Internal volume ratio optimization and performance analysis for single-screw expander in small-scale middle temperature ORC system

Abstract

Single-screw expander (SSE) has the potential to meet the high pressure ratio condition in small-scale middle temperature ORC system. In this paper, variable internal volume ratio (from 3.00 to 8.00), new methods for calculating mass flow rate and friction power are integrated into the structure-based SSE thermodynamic model. And the maximum calculation error of mass flow rate, volume efficiency and shaft efficiency is 2.8%, 2.1% and 2.3% respectively compared with the experimental data.
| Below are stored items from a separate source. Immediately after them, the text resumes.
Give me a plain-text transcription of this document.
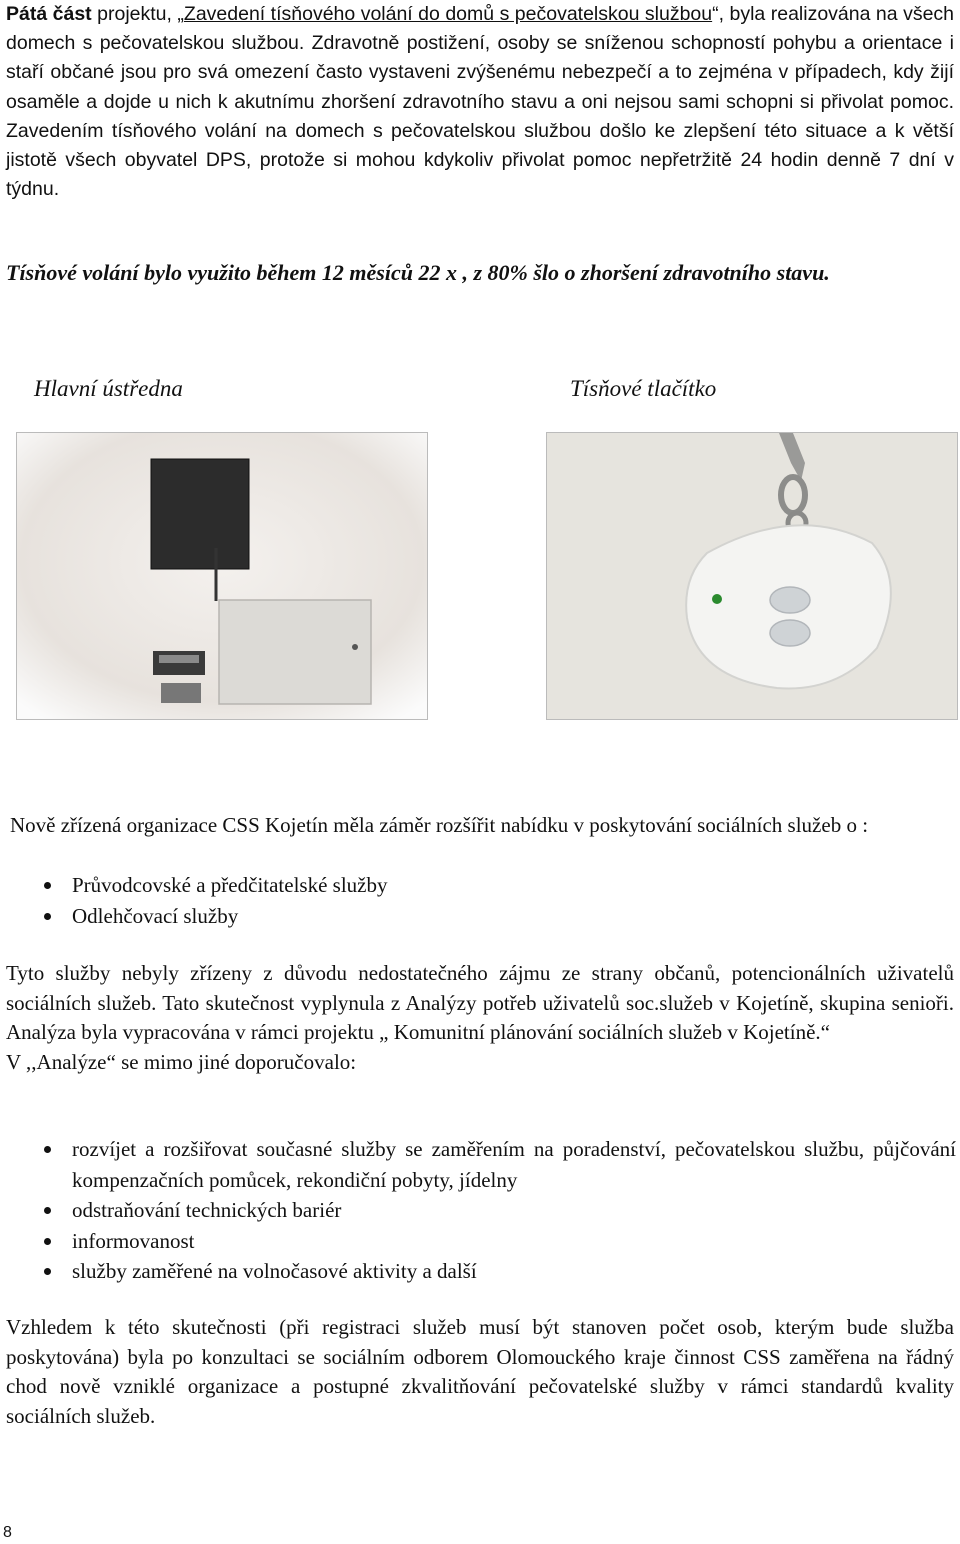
Pátá část projektu, „Zavedení tísňového volání do domů s pečovatelskou službou“, byla realizována na všech domech s pečovatelskou službou. Zdravotně postižení, osoby se sníženou schopností pohybu a orientace i staří občané jsou pro svá omezení často vystaveni zvýšenému nebezpečí a to zejména v případech, kdy žijí osaměle a dojde u nich k akutnímu zhoršení zdravotního stavu a oni nejsou sami schopni si přivolat pomoc. Zavedením tísňového volání na domech s pečovatelskou službou došlo ke zlepšení této situace a k větší jistotě všech obyvatel DPS, protože si mohou kdykoliv přivolat pomoc nepřetržitě 24 hodin denně 7 dní v týdnu.
Tísňové volání bylo využito během 12 měsíců 22 x , z 80% šlo o zhoršení zdravotního stavu.
Hlavní ústředna	Tísňové tlačítko
Nově zřízená organizace CSS Kojetín měla záměr rozšířit nabídku v poskytování sociálních služeb o :
Průvodcovské a předčitatelské služby
Odlehčovací služby
Tyto služby nebyly zřízeny z důvodu nedostatečného zájmu ze strany občanů, potencionálních uživatelů sociálních služeb. Tato skutečnost vyplynula z Analýzy potřeb uživatelů soc.služeb v Kojetíně, skupina senioři. Analýza byla vypracována v rámci projektu „ Komunitní plánování sociálních služeb v Kojetíně.“
V ,,Analýze“ se mimo jiné doporučovalo:
rozvíjet a rozšiřovat současné služby se zaměřením na poradenství, pečovatelskou službu, půjčování kompenzačních pomůcek, rekondiční pobyty, jídelny
odstraňování technických bariér
informovanost
služby zaměřené na volnočasové aktivity a další
Vzhledem k této skutečnosti (při registraci služeb musí být stanoven počet osob, kterým bude služba poskytována) byla po konzultaci se sociálním odborem Olomouckého kraje činnost CSS zaměřena na řádný chod nově vzniklé organizace a postupné zkvalitňování pečovatelské služby v rámci standardů kvality sociálních služeb.
8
Herein, the influence of internal volume ratio on shaft efficiency, shaft power, volume efficiency, intake/exhaust pressure loss and friction loss are studied. The optimal internal volume ratio and shaft efficiency for five working fluids (R123, HFO-1336mzz(Z), R601, Cyclopentane, R245fa) are obtained when evaporation temperature changes from 373 K to 463 K. The results show that the optimal internal volume ratio is not the bigger the better when SSE works at high pressure ratio condition, because intake pressure loss also increases with the increase of internal volume ratio. The optimal shaft efficiency increases with the decrease of friction power, but the optimal internal volume ratio is almost unaffected. Furthermore, reducing intake pressure loss is a powerful means to improve the performance of SSE with large internal volume ratio.